Certamente há um lugar neste corpo onde repousam as palavras soterradas pelas violências que nos recusamos a nomear ou sequer sentir. Palavras abortadas antes de nascer. Palavras desditas. Palavras desimaginadas.
Mas a barbárie se encarrega de exumá-las de dentro dos nossos infernos. Porque o medo como forma de governo tem como artifícios ressuscitar nossas desgraças particulares ao despejar sobre nós a potência paralisante da perversidade institucionalizada, e ao mesmo tempo desviar e esvaziar a nossa libido, que tá ocupada com outra coisa. De modo que vão surgindo pequenas erupções vulcânicas – espinhas, vômitos, diarreias – trazendo o pus de nossas memórias de volta pra superfície enquanto os paus vão amolecendo e as bucetas ressecando. Um a um, e todos juntos, um exército de celibatários psicopatas semi-vivos de olhos vidrados e pele purulenta.
O ano se desabrocha como uma possibilidade suficiente, os encontros viçam, o rosal desejando uma formosura delicada e merecida, e isso enche o meu coração vermelho de alegria, mas eu não sei não ser esta artista que sou, uma mulher política, de modo que o horror cinza e anacrônico daquele vídeo desaba sobre meus olhos como uma tempestade de fumaça podre e eu sou somente a repulsa e o desespero de palavras que sangram como fetos roxos ao primeiro não-arfar. Sonho em vigília com discussões que nunca consegui ter enquanto ando sobre cadáveres na abertura de um espetáculo que não existiu, num mundo que não mais existirá. Acordo sem ter dormido com hematomas, dores musculares e um cansaço de quatrocentas e sessenta e seis encarnações.

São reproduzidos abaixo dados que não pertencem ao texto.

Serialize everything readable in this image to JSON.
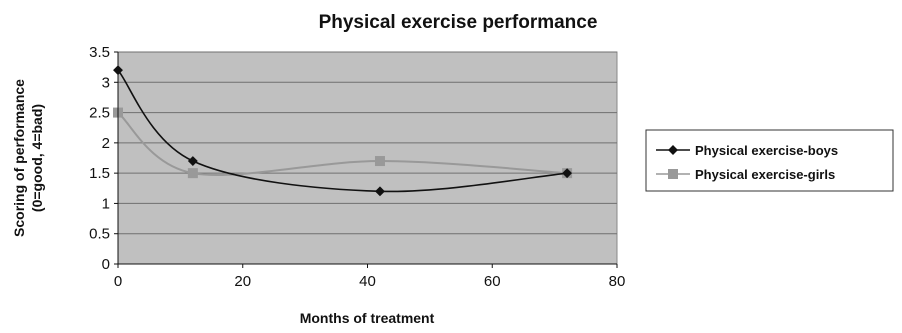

Não que eu não soubesse que seria assim. Mas a constatação diária de que é pior, será ainda pior, e pode piorar mais, é que fode o peito.
(só hoje consegui escrever sobre aquele vídeo. Só hoje, dia em que a linda cidade feia aniversaria. Eu sou dela como tantxs outrxs que como eu fizeram do não pertencimento sua maior identidade: sou daqui, sou de ninguém, sou de qualquer lugar. Puta, nômade, atriz. São Paulo não é isso e é isso aí também.)